Num voo de Paris para Londres, dois desconhecidos, X e Y, apaixonam-se. Eis a «1ª cena do 1º acto do modelo narrativo mais clássico e mítico de todos – o romance de amor». Inevitável, o fatalismo romântico modela os actos seguintes, do enamoramento cego até à «suicidária» ruptura final. A história não podia ser mais banal, mas quando X é um narrador criado por Alain de Botton, o caso muda de figura.
O livro chama-se «Ensaios de Amor». Primeira obra publicada por Botton (em 1993), embora se trate de uma narrativa de ficção, apresenta já a técnica que o tornaria famoso com ensaios como «O Consolo da Filosofia» (2000), «A Arte de Viajar» (2002) ou «Status Ansiedade» (de 2004; deu origem à homónima série documental de televisão, recém-exibida pela RTP2). Reflectindo sobre aspectos específicos do dia-a-dia do homem contemporâneo, este filósofo francês radicado em Inglaterra conjuga meditações biográficas e ensaísticas com remissões para a obra de escritores e pensadores famosos e transmite-as num tom informal, mas com uma linguagem literariamente rica.
Não é de espantar que a «filosofia do quotidiano» praticada por Botton tenha conquistado milhares de fãs em todo o mundo. Entre o manual de auto-ajuda e o ensaio erudito, os seus livros pretendem sobretudo tornar mais agradável e conseguida a vida de cada leitor, quer o tema seja o amor, o prazer de ler, o estatuto social ou a arquitectura (como no recente «The Architecture of Happiness», de 2006). Nesta perspectiva, aos 39 anos, ele é um dos últimos prosadores optimistas.

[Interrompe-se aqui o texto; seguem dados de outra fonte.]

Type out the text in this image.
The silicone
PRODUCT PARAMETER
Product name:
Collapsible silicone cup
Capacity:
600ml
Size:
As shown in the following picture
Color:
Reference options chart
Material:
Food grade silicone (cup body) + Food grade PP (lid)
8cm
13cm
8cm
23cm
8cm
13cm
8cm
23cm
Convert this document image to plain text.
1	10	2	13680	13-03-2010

Com humor e à-vontade, Botton aproxima o narrador de «Ensaios de Amor» de uma voz autobiográfica. Escreve: «O filósofo na cama é uma figura tão ridícula como o filósofo na discoteca. Em ambos os casos, o corpo é predominante e vulnerável, tornando-se a mente um instrumento de crítica silencioso e distante.» Será essa a mais valia deste sujeito X que racionaliza a sua relação amorosa com Chloe como se estivesse, em simultâneo, a observá-la de fora. A trama segue desde o estado marxista em que «o desejo [se] alimenta da impossibilidade de ver o amor retribuído» até ao terror da perda e ao «impossível» ressuscitar do coração. Pelo caminho, cruzamo-nos com a história, a matemática, a física ou a filosofia e, por muitas vezes, com um curioso espelho de nós mesmos.
Ensaios de Amor, Alain de Botton, Publicações Dom Quixote, 212 págs.